22

49 30 14
                                    

Azlan merasa bersalah karena tidak memberitahu Rafael tentang Kaila. Tak lama ia melontarkan kata,"Raf, maafin aku. Aku gak mau kamu cemas. Aku tahu kamu mencintai Kaila kan?" Ia berharap kawannya itu tak emosi.

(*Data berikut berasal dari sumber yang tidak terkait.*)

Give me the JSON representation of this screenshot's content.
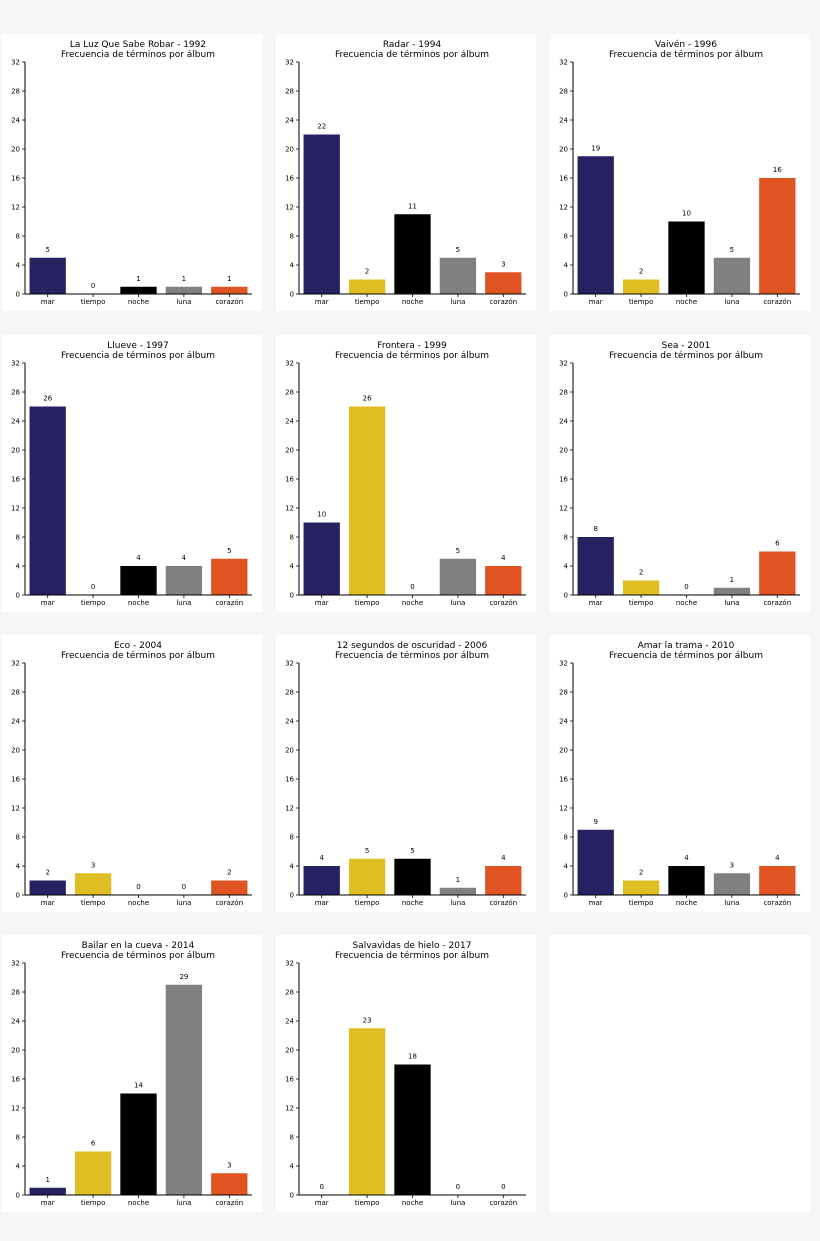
{
  "subtitle": "Frecuencia de términos por álbum",
  "colors": {
    "mar": "#262262",
    "tiempo": "#debe22",
    "noche": "#000000",
    "luna": "#808080",
    "corazon": "#e05424",
    "panel_background": "#ffffff",
    "figure_background": "#f6f6f6"
  },
  "chart_data": [
    {
      "type": "bar",
      "title": "La Luz Que Sabe Robar - 1992",
      "subtitle": "Frecuencia de términos por álbum",
      "categories": [
        "mar",
        "tiempo",
        "noche",
        "luna",
        "corazón"
      ],
      "values": [
        5,
        0,
        1,
        1,
        1
      ],
      "ylim": [
        0,
        32
      ],
      "yticks": [
        0,
        4,
        8,
        12,
        16,
        20,
        24,
        28,
        32
      ],
      "grid": false
    },
    {
      "type": "bar",
      "title": "Radar - 1994",
      "subtitle": "Frecuencia de términos por álbum",
      "categories": [
        "mar",
        "tiempo",
        "noche",
        "luna",
        "corazón"
      ],
      "values": [
        22,
        2,
        11,
        5,
        3
      ],
      "ylim": [
        0,
        32
      ],
      "yticks": [
        0,
        4,
        8,
        12,
        16,
        20,
        24,
        28,
        32
      ],
      "grid": false
    },
    {
      "type": "bar",
      "title": "Vaivén - 1996",
      "subtitle": "Frecuencia de términos por álbum",
      "categories": [
        "mar",
        "tiempo",
        "noche",
        "luna",
        "corazón"
      ],
      "values": [
        19,
        2,
        10,
        5,
        16
      ],
      "ylim": [
        0,
        32
      ],
      "yticks": [
        0,
        4,
        8,
        12,
        16,
        20,
        24,
        28,
        32
      ],
      "grid": false
    },
    {
      "type": "bar",
      "title": "Llueve - 1997",
      "subtitle": "Frecuencia de términos por álbum",
      "categories": [
        "mar",
        "tiempo",
        "noche",
        "luna",
        "corazón"
      ],
      "values": [
        26,
        0,
        4,
        4,
        5
      ],
      "ylim": [
        0,
        32
      ],
      "yticks": [
        0,
        4,
        8,
        12,
        16,
        20,
        24,
        28,
        32
      ],
      "grid": false
    },
    {
      "type": "bar",
      "title": "Frontera - 1999",
      "subtitle": "Frecuencia de términos por álbum",
      "categories": [
        "mar",
        "tiempo",
        "noche",
        "luna",
        "corazón"
      ],
      "values": [
        10,
        26,
        0,
        5,
        4
      ],
      "ylim": [
        0,
        32
      ],
      "yticks": [
        0,
        4,
        8,
        12,
        16,
        20,
        24,
        28,
        32
      ],
      "grid": false
    },
    {
      "type": "bar",
      "title": "Sea - 2001",
      "subtitle": "Frecuencia de términos por álbum",
      "categories": [
        "mar",
        "tiempo",
        "noche",
        "luna",
        "corazón"
      ],
      "values": [
        8,
        2,
        0,
        1,
        6
      ],
      "ylim": [
        0,
        32
      ],
      "yticks": [
        0,
        4,
        8,
        12,
        16,
        20,
        24,
        28,
        32
      ],
      "grid": false
    },
    {
      "type": "bar",
      "title": "Eco - 2004",
      "subtitle": "Frecuencia de términos por álbum",
      "categories": [
        "mar",
        "tiempo",
        "noche",
        "luna",
        "corazón"
      ],
      "values": [
        2,
        3,
        0,
        0,
        2
      ],
      "ylim": [
        0,
        32
      ],
      "yticks": [
        0,
        4,
        8,
        12,
        16,
        20,
        24,
        28,
        32
      ],
      "grid": false
    },
    {
      "type": "bar",
      "title": "12 segundos de oscuridad - 2006",
      "subtitle": "Frecuencia de términos por álbum",
      "categories": [
        "mar",
        "tiempo",
        "noche",
        "luna",
        "corazón"
      ],
      "values": [
        4,
        5,
        5,
        1,
        4
      ],
      "ylim": [
        0,
        32
      ],
      "yticks": [
        0,
        4,
        8,
        12,
        16,
        20,
        24,
        28,
        32
      ],
      "grid": false
    },
    {
      "type": "bar",
      "title": "Amar la trama - 2010",
      "subtitle": "Frecuencia de términos por álbum",
      "categories": [
        "mar",
        "tiempo",
        "noche",
        "luna",
        "corazón"
      ],
      "values": [
        9,
        2,
        4,
        3,
        4
      ],
      "ylim": [
        0,
        32
      ],
      "yticks": [
        0,
        4,
        8,
        12,
        16,
        20,
        24,
        28,
        32
      ],
      "grid": false
    },
    {
      "type": "bar",
      "title": "Bailar en la cueva - 2014",
      "subtitle": "Frecuencia de términos por álbum",
      "categories": [
        "mar",
        "tiempo",
        "noche",
        "luna",
        "corazón"
      ],
      "values": [
        1,
        6,
        14,
        29,
        3
      ],
      "ylim": [
        0,
        32
      ],
      "yticks": [
        0,
        4,
        8,
        12,
        16,
        20,
        24,
        28,
        32
      ],
      "grid": false
    },
    {
      "type": "bar",
      "title": "Salvavidas de hielo - 2017",
      "subtitle": "Frecuencia de términos por álbum",
      "categories": [
        "mar",
        "tiempo",
        "noche",
        "luna",
        "corazón"
      ],
      "values": [
        0,
        23,
        18,
        0,
        0
      ],
      "ylim": [
        0,
        32
      ],
      "yticks": [
        0,
        4,
        8,
        12,
        16,
        20,
        24,
        28,
        32
      ],
      "grid": false
    }
  ]
}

Rafael memandang Azlan. Ya, dirinya telah mencintai Kaila. Namun atas kesalahan masa lalunya membuat Rafael agak takut mendekati diri pada Kaila. Karena gadis itu sepertinya sudah telanjur membecinya.

Lumayan lama menatap Azlan seketika air mata Rafael menetes. Dirinya sangat menyesali perbuatannya dulu terhadap Kaila. Pasti hati Kaila begitu sakit hingga membencinya, dan dia menjadi trauma ke semua lelaki. Gadis itu takut peristiwa yang telah dialaminya muncul kembali.

Lalu Rafael memalingkan wajahnya dari Azlan. Ia menyeka kristal beningnya kemudian menghampiri Kaila. Memegang punggung tangan milik Kaila seraya menatap sendu pada gadis yang tengah menutup mata, tetapi masih bernyawa. Saat ini Rafael tak mau menjawab pertanyaan Azlan, sebab dirinya 'masihkah pantas'?

Ibu Mei sedari tadi menyaksikan mereka semua. Membangkitkan tubuhnya hendak menyamperi Rinni agar segera menceritakan perihal Kaila yang memicu kemarahan hantu merah sampai mengakibatkan dirinya sendiri terkena imbas.

"Nak, ayolah beri tahu. Gak papa ... gak usah takut, sahabatmu gak bakal ada yang marah," bujuk sang Ibu sambil membelai pucuk kepala Rinni. Tiba-tiba ia teringat dengan almarhum putrinya.

Sentuhan Ibu Mei menciptakan ketenangan hati. "I-iya, Bu. Aku akan memberitahunya sekarang." Rinni sedikit tergugu saat berbicara. Kehendaknya sudah mantap namun masih ada keraguan.

Seluruh individu yang berada disana lantas berkumpul. Semuanya sudah siap mendengarkan stori tentang Kaila, dari membuka penutup sumur tua dan merencanakan memakai pakaian merah meskipun sudah terjadi.

Sementara Rafael tetap pada tempatnya, yakni bersebelahan dengan Kaila seraya menggenggam tangan Kaila yang masih kejang-kejang. Secara diam-diam Rafael menguping tuturan Rinni bahwa Kaila melanggar larangan dari penjaga rumah ini terdahulu. Seorang pria paruh baya.

Beberapa menit berlalu Rinni menangis kejer tatkala selesai menceritakannya. Tuntas dan komplit Rinni menceritakan semuanya, bikin Regina mengingat suatu kalimat yang berhubungan pada Kaila yang mengajaknya ke belakang rumah menuju sumur tua.

"YA, aku baru mengingatnya. Kaila pernah memintaku menemaninya ke sumur tua itu." sepasang mata Regina membulat sempurna. Melenguh sejenak tak percaya ia ingat. Otak ini mudah sekali melupakan hal apapun, kecuali camilan.

Lia berupaya menenangkan Rinni yang sedang menangis. Seharusnya dirinya dan Regina marah atas perbuatan Kaila, juga Rinni turut andil. Tetapi dengan keadaan sekarang Lia menahan diri supaya tak merusak suasana.

"Maafkan aku. Aku sangat bodoh. Dan sebenarnya aku hanya mau mendapatkan penampakkan hantu merah itu lagi, sebab ketika mendengar piring jatuh diruang tamu aku merekamnya menggunakan hp. Disitulah aku melihatnya sangat jelas. Tanpa berpikir panjang serta syok, aku langsung melemparnya lalu menghapusnya." ucapan Rinni begitu panjang lebar diiringi tangisan.

Lia benar-benar kasihan pada Rinni. Rinni seakan sekuat tenaga menutupi ulah Kaila, yang mendatangkan mala petaka tersendiri. "Udah-udah, jangan menangis lagi," lembutnya mengusap air mata Rinni yang bercucuran.

Rinni berseri-seri. "Apa kamu enggak marah? Karena aku sudah jahat menyembunyikannya. Aku takut kamu dan Regina akan memarahi dan membentak diriku." suara Rinni bagaikan menggigil.